Vermahlungsmaschinen

Mittels des sich drehenden Läufersteins (ca. 120-150 U/min je nach Steindurchmesser) erfolgt die Vermahlung des Getreides zwischen Boden- und Läuferstein. Je nach Steinqualität und eingehauener Schärfe (Rillen und Furchen) dienen die verschiedenen Steingänge zum Schroten (1. Vermahlung) oder für die weitere Vermahlung des Getreides.

Ziel ist es, eine möglichst hohe Mehlausbeute zu erreichen. Dies wurde durch ein vorsichtiges Ausmahlverfahren – man spricht von Hochmüllerei – angestrebt. Neben der Schärfe ist auch das Gewicht der Steine von Bedeutung, um entsprechenden Druck ausüben zu können.

Mit den ersten brauchbaren Walzenstühlen nach 1873 kamen diese immer mehr in Gebrauch. Über Porzellanwalzen führte der Weg zu geriffelten gusseisernen Walzen bis hin zu Glattwalzen, um eine möglichst hohe Mehlausbeute bei guter Qualität zu erreichen.

 

Sichtmaschinen

Ausschlag gebend für eine hohe Mehlausbeute und für die Erzeugung der gewünschten Mehltype war der 1886 entwickelte Plansichter, ein aus mehreren Siebteilen zusammengesetzter schwingender Kasten, mit dem praktisch das Handsiebprinzip auf mechanisierte Weise wieder Anwendung fand.

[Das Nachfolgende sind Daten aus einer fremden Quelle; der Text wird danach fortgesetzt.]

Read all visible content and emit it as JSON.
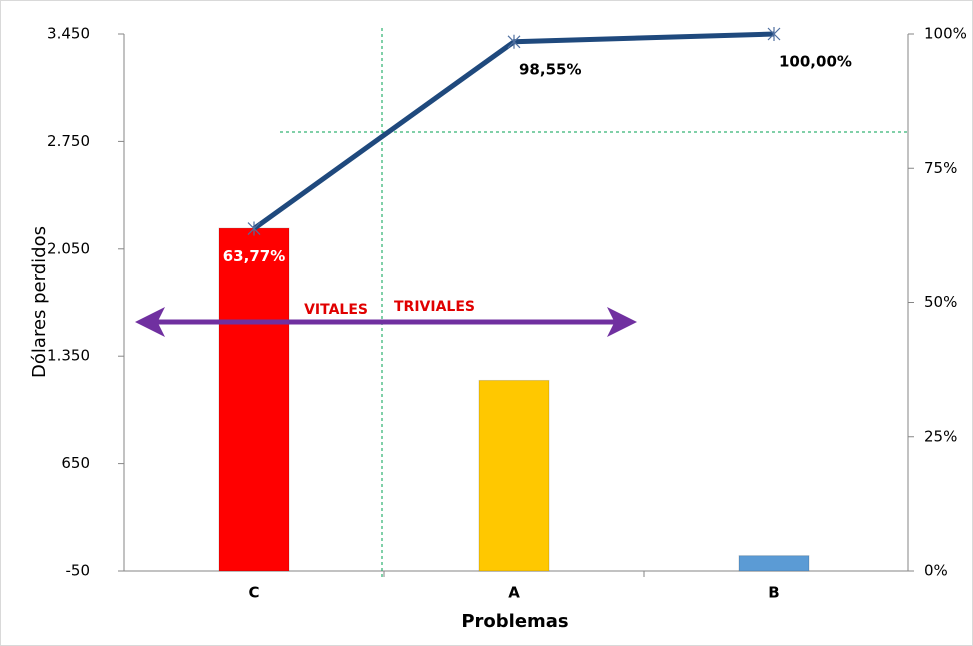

Die einzelnen Siebteile sind mit Gaze unterschiedlicher Maschenweite bespannt, die jeweilige Feinheit wird vom Müller im Vermahlungsdiagramm bestimmt.

 

 

Elevatoren und Transportschnecken, Aspiration und Filter

Um 1790 wurden erstmals Elevatoren (Becherwerke) und Schnecken für den innerbetrieblichen Mahlguttransport eingesetzt. Damit entfiel das ständige Absacken der Mahlgut-Zwischenprodukte und der kräftezehrende manuelle Transport zwischen den einzelnen Müllereimaschinen. Die Elevatoren, mit Bechern besetzte Endlosbänder, dienten der vertikalen Mahlgutförderung, die Schneckengetriebe wurden für die horizontale Förderung genutzt. Dieser mechanisierte Ablauf steigerte die Produktivität und Effektivität auch kleinster Mühlen enorm und war technologische Voraussetzung für den wirtschaftlichen Einsatz der neu entwickelten Vermahlungs-, Reinigungs- und Sichtmaschinen.

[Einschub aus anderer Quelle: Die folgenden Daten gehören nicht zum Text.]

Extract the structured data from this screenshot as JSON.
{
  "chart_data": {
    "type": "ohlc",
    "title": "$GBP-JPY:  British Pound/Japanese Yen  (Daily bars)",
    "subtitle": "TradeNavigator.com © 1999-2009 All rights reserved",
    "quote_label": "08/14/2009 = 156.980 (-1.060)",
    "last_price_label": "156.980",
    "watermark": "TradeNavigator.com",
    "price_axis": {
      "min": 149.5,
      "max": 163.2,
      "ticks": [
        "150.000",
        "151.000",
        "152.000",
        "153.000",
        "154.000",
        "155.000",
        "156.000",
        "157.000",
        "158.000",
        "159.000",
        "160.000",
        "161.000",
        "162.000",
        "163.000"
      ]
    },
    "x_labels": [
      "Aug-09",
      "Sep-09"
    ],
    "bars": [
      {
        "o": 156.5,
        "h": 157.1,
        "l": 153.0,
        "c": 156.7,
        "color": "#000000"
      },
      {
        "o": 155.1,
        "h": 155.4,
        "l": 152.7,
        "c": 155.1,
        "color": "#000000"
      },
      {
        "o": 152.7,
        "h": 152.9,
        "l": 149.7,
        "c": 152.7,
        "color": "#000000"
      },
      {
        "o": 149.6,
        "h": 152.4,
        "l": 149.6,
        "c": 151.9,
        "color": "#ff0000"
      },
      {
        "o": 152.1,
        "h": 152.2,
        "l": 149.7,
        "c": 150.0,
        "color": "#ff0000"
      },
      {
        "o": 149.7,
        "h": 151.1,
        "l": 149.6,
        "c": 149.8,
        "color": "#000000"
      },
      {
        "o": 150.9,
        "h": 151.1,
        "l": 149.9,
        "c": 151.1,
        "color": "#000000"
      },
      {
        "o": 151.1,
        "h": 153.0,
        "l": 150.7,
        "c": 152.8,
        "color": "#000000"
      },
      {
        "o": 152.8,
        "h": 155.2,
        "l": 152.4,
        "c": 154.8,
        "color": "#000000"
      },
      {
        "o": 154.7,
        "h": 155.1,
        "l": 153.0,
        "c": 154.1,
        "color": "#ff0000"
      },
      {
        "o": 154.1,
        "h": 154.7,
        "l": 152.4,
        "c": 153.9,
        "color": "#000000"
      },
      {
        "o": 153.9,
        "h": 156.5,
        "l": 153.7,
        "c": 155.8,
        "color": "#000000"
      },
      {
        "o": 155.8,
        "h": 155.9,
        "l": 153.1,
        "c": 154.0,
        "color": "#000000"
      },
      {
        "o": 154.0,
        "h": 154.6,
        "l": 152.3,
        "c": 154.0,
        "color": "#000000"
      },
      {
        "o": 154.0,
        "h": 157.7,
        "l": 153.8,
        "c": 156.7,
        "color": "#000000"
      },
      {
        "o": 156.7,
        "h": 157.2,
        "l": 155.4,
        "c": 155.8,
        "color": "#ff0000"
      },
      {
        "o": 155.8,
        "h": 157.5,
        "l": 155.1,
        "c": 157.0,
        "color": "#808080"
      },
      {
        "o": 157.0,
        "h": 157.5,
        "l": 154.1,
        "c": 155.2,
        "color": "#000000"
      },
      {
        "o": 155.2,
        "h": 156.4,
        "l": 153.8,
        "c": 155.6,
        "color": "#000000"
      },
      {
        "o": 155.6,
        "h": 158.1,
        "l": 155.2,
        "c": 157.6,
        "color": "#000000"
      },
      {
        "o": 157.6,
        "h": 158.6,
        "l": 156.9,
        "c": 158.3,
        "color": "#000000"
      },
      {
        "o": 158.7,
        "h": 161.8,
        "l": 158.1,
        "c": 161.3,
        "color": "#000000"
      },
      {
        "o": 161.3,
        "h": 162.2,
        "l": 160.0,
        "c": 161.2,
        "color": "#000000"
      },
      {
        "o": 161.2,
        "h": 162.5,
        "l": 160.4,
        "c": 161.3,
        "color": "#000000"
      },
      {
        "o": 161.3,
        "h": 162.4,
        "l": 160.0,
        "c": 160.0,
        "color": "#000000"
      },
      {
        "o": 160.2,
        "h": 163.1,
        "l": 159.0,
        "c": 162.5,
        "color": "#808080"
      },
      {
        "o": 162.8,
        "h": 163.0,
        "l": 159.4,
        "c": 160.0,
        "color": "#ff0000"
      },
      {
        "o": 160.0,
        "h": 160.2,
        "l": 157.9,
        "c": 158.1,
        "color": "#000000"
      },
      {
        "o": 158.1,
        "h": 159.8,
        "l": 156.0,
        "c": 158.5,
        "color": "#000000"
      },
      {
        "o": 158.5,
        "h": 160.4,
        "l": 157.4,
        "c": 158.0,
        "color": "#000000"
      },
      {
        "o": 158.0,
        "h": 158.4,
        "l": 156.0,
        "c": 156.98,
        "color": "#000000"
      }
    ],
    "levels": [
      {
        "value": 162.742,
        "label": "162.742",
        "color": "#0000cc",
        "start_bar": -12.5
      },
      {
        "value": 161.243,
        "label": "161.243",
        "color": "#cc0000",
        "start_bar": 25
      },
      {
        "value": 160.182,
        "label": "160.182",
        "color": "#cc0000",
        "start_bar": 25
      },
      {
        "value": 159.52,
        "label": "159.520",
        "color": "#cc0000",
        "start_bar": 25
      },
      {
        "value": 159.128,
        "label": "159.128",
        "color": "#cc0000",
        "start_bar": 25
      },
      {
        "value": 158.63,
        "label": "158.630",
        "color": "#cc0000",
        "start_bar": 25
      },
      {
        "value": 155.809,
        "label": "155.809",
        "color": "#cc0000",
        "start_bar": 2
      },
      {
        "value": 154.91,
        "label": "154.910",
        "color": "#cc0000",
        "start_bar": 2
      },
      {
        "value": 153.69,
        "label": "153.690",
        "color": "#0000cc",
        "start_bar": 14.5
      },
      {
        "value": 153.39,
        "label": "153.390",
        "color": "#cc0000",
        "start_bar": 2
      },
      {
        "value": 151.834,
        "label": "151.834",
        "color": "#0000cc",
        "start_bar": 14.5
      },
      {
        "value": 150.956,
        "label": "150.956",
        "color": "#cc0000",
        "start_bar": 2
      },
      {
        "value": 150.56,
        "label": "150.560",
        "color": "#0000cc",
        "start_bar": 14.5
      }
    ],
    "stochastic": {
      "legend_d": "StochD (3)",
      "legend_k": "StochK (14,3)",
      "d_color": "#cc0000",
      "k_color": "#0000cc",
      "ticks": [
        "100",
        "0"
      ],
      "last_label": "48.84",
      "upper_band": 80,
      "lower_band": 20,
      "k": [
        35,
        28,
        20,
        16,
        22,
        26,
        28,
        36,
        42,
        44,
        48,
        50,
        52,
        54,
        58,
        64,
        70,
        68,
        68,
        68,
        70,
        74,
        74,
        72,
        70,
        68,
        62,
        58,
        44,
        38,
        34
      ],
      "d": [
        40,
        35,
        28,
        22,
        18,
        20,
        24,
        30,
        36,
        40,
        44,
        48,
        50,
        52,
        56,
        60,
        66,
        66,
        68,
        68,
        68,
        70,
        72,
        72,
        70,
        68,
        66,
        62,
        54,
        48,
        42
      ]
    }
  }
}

Um die Mühle möglichst frei von Mehlstaub zu halten, sorgte ein Exhaustor für die Absaugung. Das Mehlstaub-Luft-Gemisch wurde durch Schlauchfilter gedrückt, die Luft konnte durch das Gewebe entweichen und das ausgefilterte Mehl durch Abklopfen wieder dem Mahlprozess zugeführt werden. Auch dieses trug zur Erhöhung der Mehlausbeute bei.